At which point, an unusually rocky coming-of-age picture reshapes into something more openly provocative: a text positioning itself alongside the Netflix doc Athlete A and the thousand-and-one magazine articles documenting the sorry ins-and-outs of the Weinstein affair. Immediately, we're set to wondering whether this heinous error of judgement forms part of a wider pattern of abuse, yet Favier - in the film's riskiest tactic - starts blurring the lines. It's an unexpected swerve, to say the least, when Fred tenderly wipes Lyz's hands clean in the immediate wake of their initial collision, and then takes her out to dinner as though this were all part of a normal date; he does a very bad thing in a gentlemanly fashion, and it's left to the viewer to decide whether that makes his powergrab any better or worse. The boyish Renier is not an obvious monster, in any event, and arguably just the type on which an impressionable 15-year-old with no visible father might develop a crush, especially after glimpsing him in the shower, as Lyz does. The unusual closeness between coach and athlete is only exacerbated here by the thinness of the air and the helter-skelter speed everybody's moving at: we're just recovering from this transgression when one of Lyz's female rivals makes a move on her in the locker room. Everyone on screen is antsy, agitated, subject to odd impulses, as if they'd left that palpation device on under their ski suits. When Fred offers to move Lyz into the chalet he shares with his girlfriend, the resort's tutor Lilou (Marie Denarnaud), it's another jerky move, and yet perhaps more of the control he'd previously exerted over his charge's physical form: if not the thinking of an out-and-out predator, then certainly that of someone who knows he's made a terrible, career-ending mistake, and is taking steps to ensure it never gets out.

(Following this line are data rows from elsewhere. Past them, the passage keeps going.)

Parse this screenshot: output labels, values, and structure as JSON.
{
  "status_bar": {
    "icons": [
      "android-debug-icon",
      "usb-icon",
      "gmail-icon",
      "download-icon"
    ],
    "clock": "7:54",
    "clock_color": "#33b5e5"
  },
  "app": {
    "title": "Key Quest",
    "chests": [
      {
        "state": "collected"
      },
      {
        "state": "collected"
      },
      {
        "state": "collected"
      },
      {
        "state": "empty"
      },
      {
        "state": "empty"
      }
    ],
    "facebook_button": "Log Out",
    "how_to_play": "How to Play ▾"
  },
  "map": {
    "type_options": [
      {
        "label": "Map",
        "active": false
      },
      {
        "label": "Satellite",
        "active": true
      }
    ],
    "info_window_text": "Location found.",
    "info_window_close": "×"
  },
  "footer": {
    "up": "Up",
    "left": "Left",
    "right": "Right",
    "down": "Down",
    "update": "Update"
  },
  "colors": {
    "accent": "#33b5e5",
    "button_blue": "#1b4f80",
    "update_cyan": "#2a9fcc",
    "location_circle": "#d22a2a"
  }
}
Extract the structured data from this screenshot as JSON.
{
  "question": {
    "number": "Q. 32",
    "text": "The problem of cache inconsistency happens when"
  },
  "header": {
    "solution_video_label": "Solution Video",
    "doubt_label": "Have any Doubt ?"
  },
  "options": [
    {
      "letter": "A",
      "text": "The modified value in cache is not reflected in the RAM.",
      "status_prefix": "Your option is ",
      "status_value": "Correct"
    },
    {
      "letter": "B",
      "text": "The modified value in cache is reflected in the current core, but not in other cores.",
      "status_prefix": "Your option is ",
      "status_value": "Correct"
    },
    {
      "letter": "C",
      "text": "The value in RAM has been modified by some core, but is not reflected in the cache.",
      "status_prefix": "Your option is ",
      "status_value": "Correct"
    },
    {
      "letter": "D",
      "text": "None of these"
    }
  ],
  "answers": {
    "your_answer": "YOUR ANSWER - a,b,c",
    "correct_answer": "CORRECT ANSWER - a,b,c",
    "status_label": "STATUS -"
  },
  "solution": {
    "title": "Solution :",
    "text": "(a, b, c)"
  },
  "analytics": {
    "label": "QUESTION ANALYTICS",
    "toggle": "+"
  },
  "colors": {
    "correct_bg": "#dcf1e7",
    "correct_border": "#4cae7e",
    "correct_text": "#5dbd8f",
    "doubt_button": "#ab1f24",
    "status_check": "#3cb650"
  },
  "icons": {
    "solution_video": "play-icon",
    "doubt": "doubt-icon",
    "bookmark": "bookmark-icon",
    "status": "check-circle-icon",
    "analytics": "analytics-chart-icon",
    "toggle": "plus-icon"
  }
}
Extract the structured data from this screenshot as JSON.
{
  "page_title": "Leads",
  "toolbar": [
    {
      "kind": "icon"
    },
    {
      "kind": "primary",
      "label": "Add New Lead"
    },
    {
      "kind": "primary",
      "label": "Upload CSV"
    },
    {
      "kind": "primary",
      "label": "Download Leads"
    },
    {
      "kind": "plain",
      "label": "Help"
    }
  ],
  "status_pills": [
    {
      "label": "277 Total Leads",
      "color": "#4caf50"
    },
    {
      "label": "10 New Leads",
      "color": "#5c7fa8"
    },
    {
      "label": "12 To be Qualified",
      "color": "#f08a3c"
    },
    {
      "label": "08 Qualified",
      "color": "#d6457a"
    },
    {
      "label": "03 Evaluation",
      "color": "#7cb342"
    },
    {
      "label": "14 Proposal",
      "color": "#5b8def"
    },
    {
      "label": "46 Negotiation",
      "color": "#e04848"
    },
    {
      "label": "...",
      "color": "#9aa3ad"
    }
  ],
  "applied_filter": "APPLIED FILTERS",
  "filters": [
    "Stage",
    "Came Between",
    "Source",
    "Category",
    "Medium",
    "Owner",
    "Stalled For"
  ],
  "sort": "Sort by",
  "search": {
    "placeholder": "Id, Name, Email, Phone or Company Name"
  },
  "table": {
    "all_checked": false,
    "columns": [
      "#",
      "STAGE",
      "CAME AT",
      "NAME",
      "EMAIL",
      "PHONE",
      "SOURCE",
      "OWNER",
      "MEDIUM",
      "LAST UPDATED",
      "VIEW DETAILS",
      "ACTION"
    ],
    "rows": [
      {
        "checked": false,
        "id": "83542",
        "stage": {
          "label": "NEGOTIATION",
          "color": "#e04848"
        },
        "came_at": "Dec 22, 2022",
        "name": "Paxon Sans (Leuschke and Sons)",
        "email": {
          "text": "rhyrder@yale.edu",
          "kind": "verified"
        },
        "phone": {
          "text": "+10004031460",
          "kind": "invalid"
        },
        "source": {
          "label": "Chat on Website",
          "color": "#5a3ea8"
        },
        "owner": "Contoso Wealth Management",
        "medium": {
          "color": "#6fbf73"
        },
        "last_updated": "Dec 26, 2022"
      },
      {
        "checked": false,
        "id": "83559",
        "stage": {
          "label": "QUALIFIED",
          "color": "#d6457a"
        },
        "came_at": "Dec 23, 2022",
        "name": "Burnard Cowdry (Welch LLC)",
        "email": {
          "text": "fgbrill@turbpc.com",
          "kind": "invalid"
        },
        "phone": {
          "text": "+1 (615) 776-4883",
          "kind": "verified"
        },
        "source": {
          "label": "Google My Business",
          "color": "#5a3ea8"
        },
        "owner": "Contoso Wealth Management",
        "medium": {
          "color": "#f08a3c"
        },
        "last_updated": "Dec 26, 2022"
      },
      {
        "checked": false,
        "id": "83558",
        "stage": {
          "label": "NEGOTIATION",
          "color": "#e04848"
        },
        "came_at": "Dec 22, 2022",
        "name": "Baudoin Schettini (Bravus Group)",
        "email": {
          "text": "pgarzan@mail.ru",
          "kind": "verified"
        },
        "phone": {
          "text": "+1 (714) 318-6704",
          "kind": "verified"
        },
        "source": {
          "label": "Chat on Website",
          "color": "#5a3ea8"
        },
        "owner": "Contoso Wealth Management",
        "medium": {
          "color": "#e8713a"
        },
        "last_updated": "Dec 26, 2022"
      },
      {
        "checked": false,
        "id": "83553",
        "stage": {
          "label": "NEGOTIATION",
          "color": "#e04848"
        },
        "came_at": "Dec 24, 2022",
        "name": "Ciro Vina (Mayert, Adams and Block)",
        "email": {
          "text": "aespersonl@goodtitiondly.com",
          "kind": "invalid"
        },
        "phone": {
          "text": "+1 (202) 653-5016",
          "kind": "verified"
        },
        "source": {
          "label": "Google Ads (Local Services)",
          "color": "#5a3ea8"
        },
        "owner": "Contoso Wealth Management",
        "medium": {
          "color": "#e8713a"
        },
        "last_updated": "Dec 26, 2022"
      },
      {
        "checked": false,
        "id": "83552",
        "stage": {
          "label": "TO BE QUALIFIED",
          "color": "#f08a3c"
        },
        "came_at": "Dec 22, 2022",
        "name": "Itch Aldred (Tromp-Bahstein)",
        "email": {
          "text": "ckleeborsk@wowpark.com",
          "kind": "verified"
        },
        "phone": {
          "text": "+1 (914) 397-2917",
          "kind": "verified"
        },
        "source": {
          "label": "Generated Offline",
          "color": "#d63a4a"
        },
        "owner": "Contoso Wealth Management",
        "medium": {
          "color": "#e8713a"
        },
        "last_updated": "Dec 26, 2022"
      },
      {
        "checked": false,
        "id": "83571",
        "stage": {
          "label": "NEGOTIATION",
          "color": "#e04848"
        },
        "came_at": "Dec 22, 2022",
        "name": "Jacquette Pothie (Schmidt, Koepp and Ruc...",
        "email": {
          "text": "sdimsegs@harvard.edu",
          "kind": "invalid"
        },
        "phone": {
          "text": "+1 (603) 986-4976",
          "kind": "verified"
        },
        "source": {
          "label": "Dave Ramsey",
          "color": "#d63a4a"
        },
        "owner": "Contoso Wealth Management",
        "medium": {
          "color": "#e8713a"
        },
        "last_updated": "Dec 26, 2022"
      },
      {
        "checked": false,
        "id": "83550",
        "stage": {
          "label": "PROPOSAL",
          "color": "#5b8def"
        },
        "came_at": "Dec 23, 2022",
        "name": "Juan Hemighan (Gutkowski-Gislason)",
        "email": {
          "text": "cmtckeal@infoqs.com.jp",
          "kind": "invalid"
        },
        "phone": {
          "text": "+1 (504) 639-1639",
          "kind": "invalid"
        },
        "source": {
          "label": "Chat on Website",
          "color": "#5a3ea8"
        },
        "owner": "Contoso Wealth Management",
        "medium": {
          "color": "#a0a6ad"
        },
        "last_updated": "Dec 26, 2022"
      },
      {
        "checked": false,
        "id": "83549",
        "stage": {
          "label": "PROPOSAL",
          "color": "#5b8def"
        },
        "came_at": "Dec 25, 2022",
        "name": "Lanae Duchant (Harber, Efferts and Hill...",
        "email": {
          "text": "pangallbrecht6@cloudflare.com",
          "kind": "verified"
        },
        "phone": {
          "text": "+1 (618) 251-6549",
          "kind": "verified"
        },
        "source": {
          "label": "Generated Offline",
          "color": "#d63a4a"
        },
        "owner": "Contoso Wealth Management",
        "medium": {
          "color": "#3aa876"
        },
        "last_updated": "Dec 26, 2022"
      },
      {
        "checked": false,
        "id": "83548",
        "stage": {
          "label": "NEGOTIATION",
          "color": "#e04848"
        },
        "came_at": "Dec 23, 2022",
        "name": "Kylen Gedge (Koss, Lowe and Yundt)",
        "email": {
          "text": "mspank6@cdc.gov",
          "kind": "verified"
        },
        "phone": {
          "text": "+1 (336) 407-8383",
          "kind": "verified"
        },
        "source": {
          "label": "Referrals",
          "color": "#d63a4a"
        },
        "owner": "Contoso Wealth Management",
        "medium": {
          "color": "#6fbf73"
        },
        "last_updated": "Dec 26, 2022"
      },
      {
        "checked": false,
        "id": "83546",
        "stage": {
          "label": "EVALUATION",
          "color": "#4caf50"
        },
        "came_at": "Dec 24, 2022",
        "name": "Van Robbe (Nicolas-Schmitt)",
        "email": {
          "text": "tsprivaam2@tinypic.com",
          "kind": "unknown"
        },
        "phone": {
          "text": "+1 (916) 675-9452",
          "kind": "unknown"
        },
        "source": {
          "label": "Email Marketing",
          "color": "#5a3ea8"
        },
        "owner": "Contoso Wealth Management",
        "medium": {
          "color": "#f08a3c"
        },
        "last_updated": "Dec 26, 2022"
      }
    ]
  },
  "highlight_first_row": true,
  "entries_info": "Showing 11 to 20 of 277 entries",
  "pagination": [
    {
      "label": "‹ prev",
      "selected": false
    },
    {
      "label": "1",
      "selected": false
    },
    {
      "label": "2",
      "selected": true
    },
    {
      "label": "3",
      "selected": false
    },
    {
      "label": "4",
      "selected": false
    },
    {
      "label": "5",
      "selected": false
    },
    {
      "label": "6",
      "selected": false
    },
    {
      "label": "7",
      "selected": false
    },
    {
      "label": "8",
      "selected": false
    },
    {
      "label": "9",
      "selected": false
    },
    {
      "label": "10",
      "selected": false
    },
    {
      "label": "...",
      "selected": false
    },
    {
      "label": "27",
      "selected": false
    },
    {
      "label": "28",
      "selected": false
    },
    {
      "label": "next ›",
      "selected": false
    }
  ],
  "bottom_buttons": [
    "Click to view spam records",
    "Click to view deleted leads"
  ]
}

Horrendous - squirm-inducing - as this developing relationship is, in other words, it has an underpinning internal logic, bolstered by Favier's necessarily close and sensitive work with her leads (and with Abita in particular, steered through what must have been an especially tricky role to play, where Mysius was content to marvel at her). We see how this adult and this child get into this mess, and there's no mistaking what a mess it is. Yet Favier's complicating tactics don't begin and end with her Humbert-and-Lolita-ish central characters: Lilou should by default be a sympathetic presence, yet Denarnaud goes hell-for-leather in one pivotal scene, appearing barely less aggressive than Fred in her attempts to shake the truth from Lyz and thereby determine what's gone on between her chaletmates. For much of the film, poor Lyz appears to be falling and hitting every hard and jagged rock on this mountain; there's never any soft landing. Dramatic achievement though that is - this experience is far more bracing and bruising than anything the original Lolita went through - it wouldn't surprise me if some viewers were frustrated or appalled by Favier's refusal to carve clear-cut lines in the snow, as I'm sure some readers were upon the publication of Nabokov's most notorious novel. (You can only wonder what the response would be if a male writer-director had put their name to this story in 2021.) Successful navigation of this course may depend on an acceptance that people are often messy and complicated, and sometimes wilfully, criminally stupid. This is not a film that intends to do your daily step count for you - indeed, there are sequences that will make you want to curl up in a ball. But - boy - is your moral compass in for a workout.
Slalom streams from tomorrow via Curzon Home Cinema.